Loin de cette iconographie qu’il ne nous appartient pas de
commenter, l’écrivain Colm Toibin s’interroge de façon totalement latérale,
inhabituelle et inattendue sur la femme et la mère, la façon dont elle a pu
vivre les évènements sur le moment et à distance.
Pour cela, nous voici à Ephèse, vingt ans après la
crucifixion de Jésus. Marie vit seule dans une petite maison que viennent
visiter deux hommes dont nous ne saurons pas les noms mais dont l’auteur nous
laisse penser qu’il s’agit probablement de deux des apôtres. Ils sont venus
recueillir le témoignage de Marie. Un témoignage destiné à accréditer la thèse
de la divinité de Jésus, de sa prédestination. Ce qu’ils veulent, ce sont des
éléments qui abondent en leur sens et viendront alimenter la rédaction
d’ouvrages destinés à convaincre le monde.
Mais Marie ne l’entend pas ainsi. Elle a déjà trop souffert
et ne peut plus tolérer que l’on vienne interférer dans sa vie de veuve et de
mère orpheline qu’elle tente d’apaiser. Elle en veut d’autant moins que son
testament à elle, c’est celui d’une mère et d’une épouse qui a vu son mari
mourir trop tôt et son fils partir sur les routes puis devenir l’enjeu et
l’épicentre des tensions incessantes et insolubles entre tous ceux que le
pouvoir romain tente de contrôler.
Ce dont elle se souvient, c’est d’avoir vu son fils lui
échapper, de l’avoir entendu proférer des propos aussi obscurs
qu’incompréhensibles. C’est d’une résurrection de Lazare qui fut un vrai
supplice pour l’intéressé. C’est des vêtements qu’elle portait, des couleurs et
des ambiances à certains moments clé qui vont devenir, malgré elle, sans elle,
des repères fondateurs d’une religion qui commence à se propager.
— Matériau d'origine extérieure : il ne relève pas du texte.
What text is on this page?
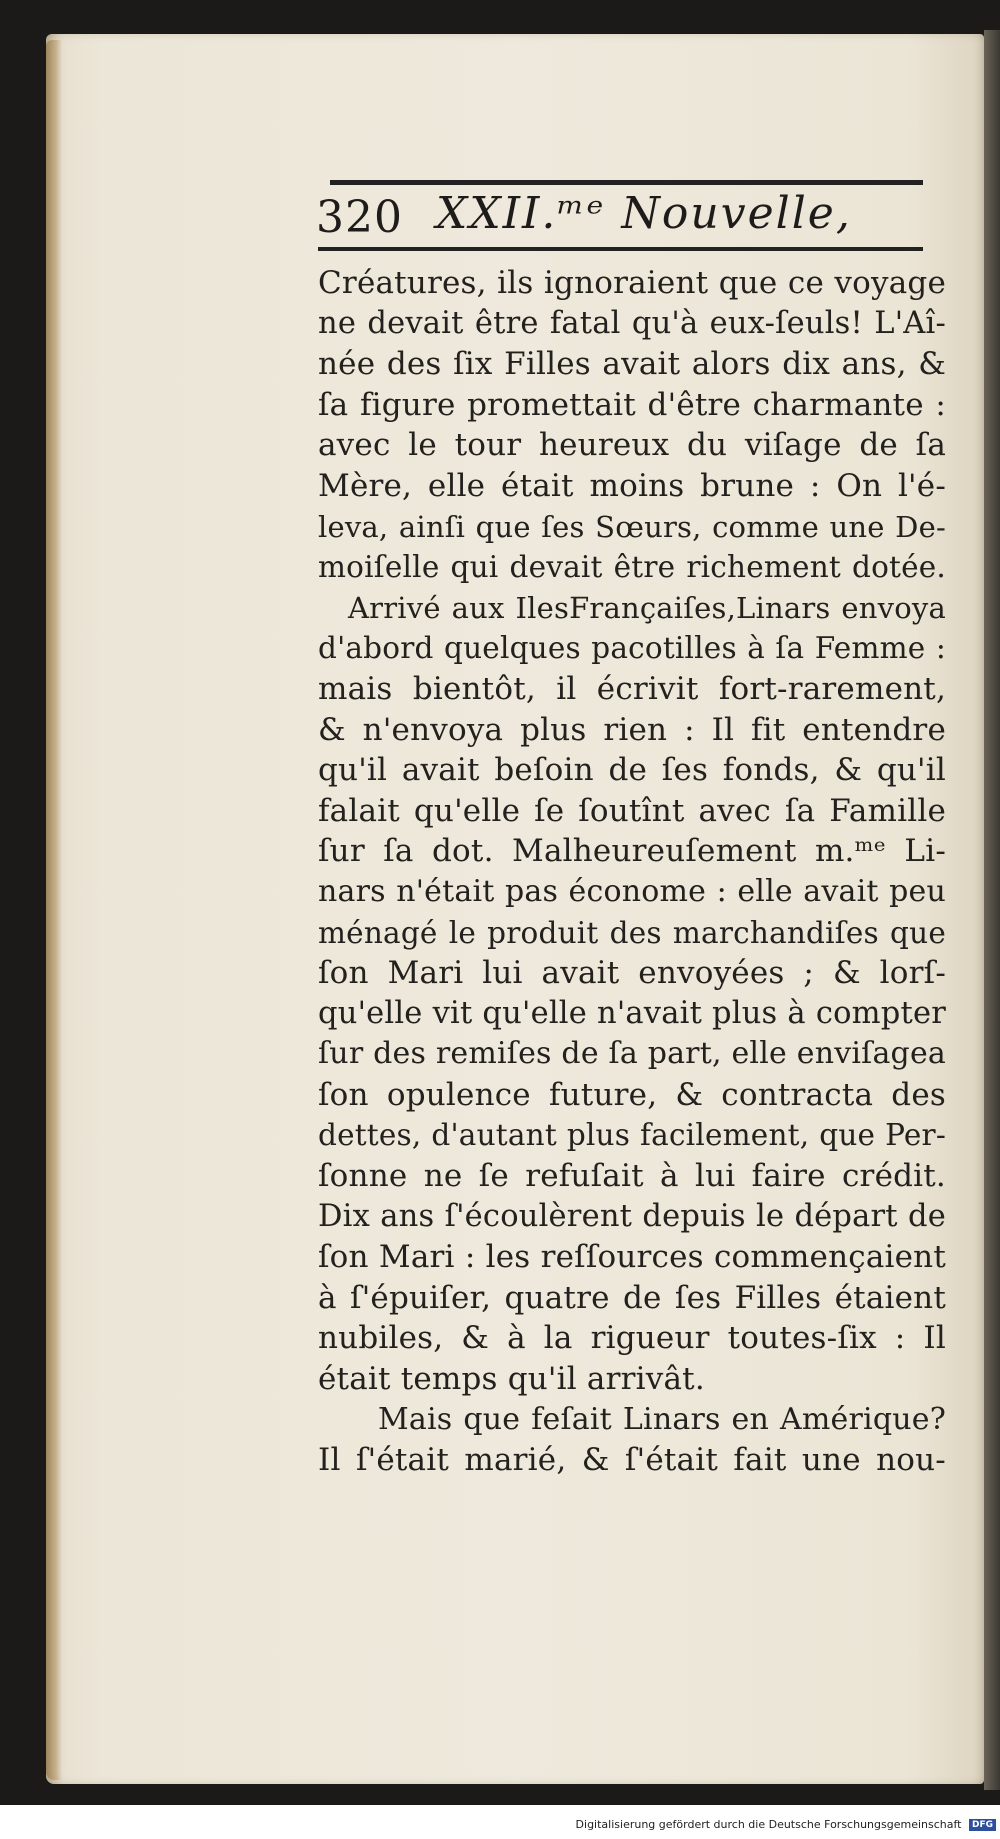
320 XXII.ᵐᵉ Nouvelle,
Créatures, ils ignoraient que ce voyage
ne devait être fatal qu'à eux-ſeuls! L'Aî-
née des ſix Filles avait alors dix ans, &
ſa figure promettait d'être charmante :
avec le tour heureux du viſage de ſa
Mère, elle était moins brune : On l'é-
leva, ainſi que ſes Sœurs, comme une De-
moiſelle qui devait être richement dotée.
Arrivé aux IlesFrançaiſes,Linars envoya
d'abord quelques pacotilles à ſa Femme :
mais bientôt, il écrivit fort-rarement,
& n'envoya plus rien : Il fit entendre
qu'il avait beſoin de ſes fonds, & qu'il
falait qu'elle ſe ſoutînt avec ſa Famille
ſur ſa dot. Malheureuſement m.ᵐᵉ Li-
nars n'était pas économe : elle avait peu
ménagé le produit des marchandiſes que
ſon Mari lui avait envoyées ; & lorſ-
qu'elle vit qu'elle n'avait plus à compter
ſur des remiſes de ſa part, elle enviſagea
ſon opulence future, & contracta des
dettes, d'autant plus facilement, que Per-
ſonne ne ſe refuſait à lui faire crédit.
Dix ans ſ'écoulèrent depuis le départ de
ſon Mari : les reſſources commençaient
à ſ'épuiſer, quatre de ſes Filles étaient
nubiles, & à la rigueur toutes-ſix : Il
était temps qu'il arrivât.
Mais que feſait Linars en Amérique?
Il ſ'était marié, & ſ'était fait une nou-
Digitalisierung gefördert durch die Deutsche Forschungsgemeinschaft DFG
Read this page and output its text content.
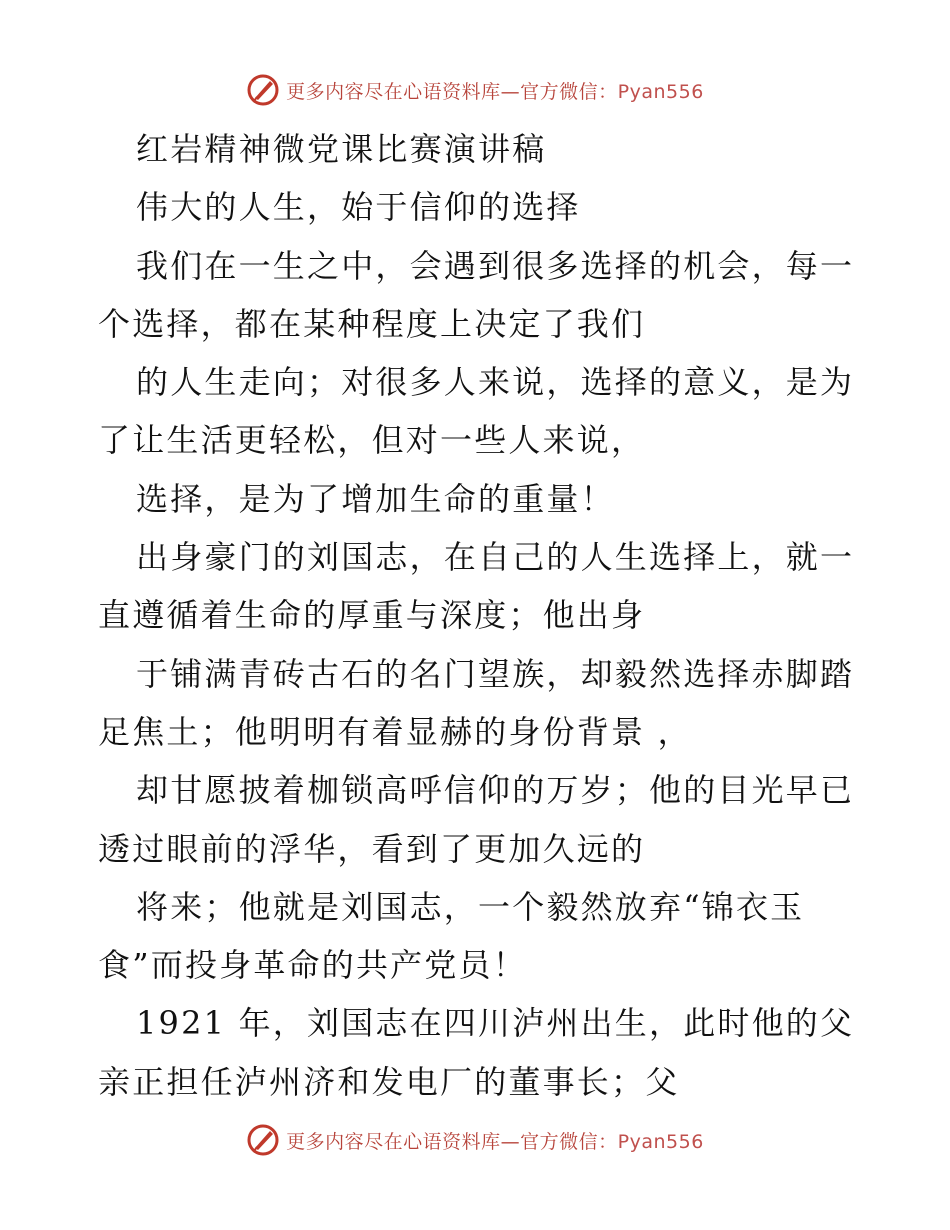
更多内容尽在心语资料库—官方微信：Pyan556
红岩精神微党课比赛演讲稿
伟大的人生，始于信仰的选择
我们在一生之中，会遇到很多选择的机会，每一
个选择，都在某种程度上决定了我们
的人生走向；对很多人来说，选择的意义，是为
了让生活更轻松，但对一些人来说，
选择，是为了增加生命的重量！
出身豪门的刘国志，在自己的人生选择上，就一
直遵循着生命的厚重与深度；他出身
于铺满青砖古石的名门望族，却毅然选择赤脚踏
足焦土；他明明有着显赫的身份背景 ，
却甘愿披着枷锁高呼信仰的万岁；他的目光早已
透过眼前的浮华，看到了更加久远的
将来；他就是刘国志，一个毅然放弃“锦衣玉
食”而投身革命的共产党员！
1921 年，刘国志在四川泸州出生，此时他的父
亲正担任泸州济和发电厂的董事长；父
更多内容尽在心语资料库—官方微信：Pyan556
Plus les hommes questionnent, plus les souvenirs refont
surface, plus Toibin imagine une sorte de contre-testament : celui d’une
femme qui cherche au départ à protéger son fils de lui-même avant de renoncer
face à une détermination sans faille. Alors, il lui faudra se protéger
elle-même et fuir au plus vite pour échapper à l’assassinat programmé de toutes
celles et ceux qui pourraient venir parler au nom d’un jeune homme qui vient
d’expirer cruellement sur la croix.
Colm Toibin met dans ce petit livre tout son talent de
conteur face à un sujet presque aussi dogmatique qu’intouchable. Il parvient
aisément à nous émouvoir et à nous interpeller sur ce qui font nos croyances et
nos cultures sans contester quoi que ce soit. Il pose de simples questions,
propose une autre lecture imaginaire et différente de ce qui s’est passé autour
de faits historiques majeurs tout en restant centré sur l’humain, le ressenti
d’une femme marquée dans sa chair et vivant le destin de son fils à une
distance irréconciliable. Un très beau livre.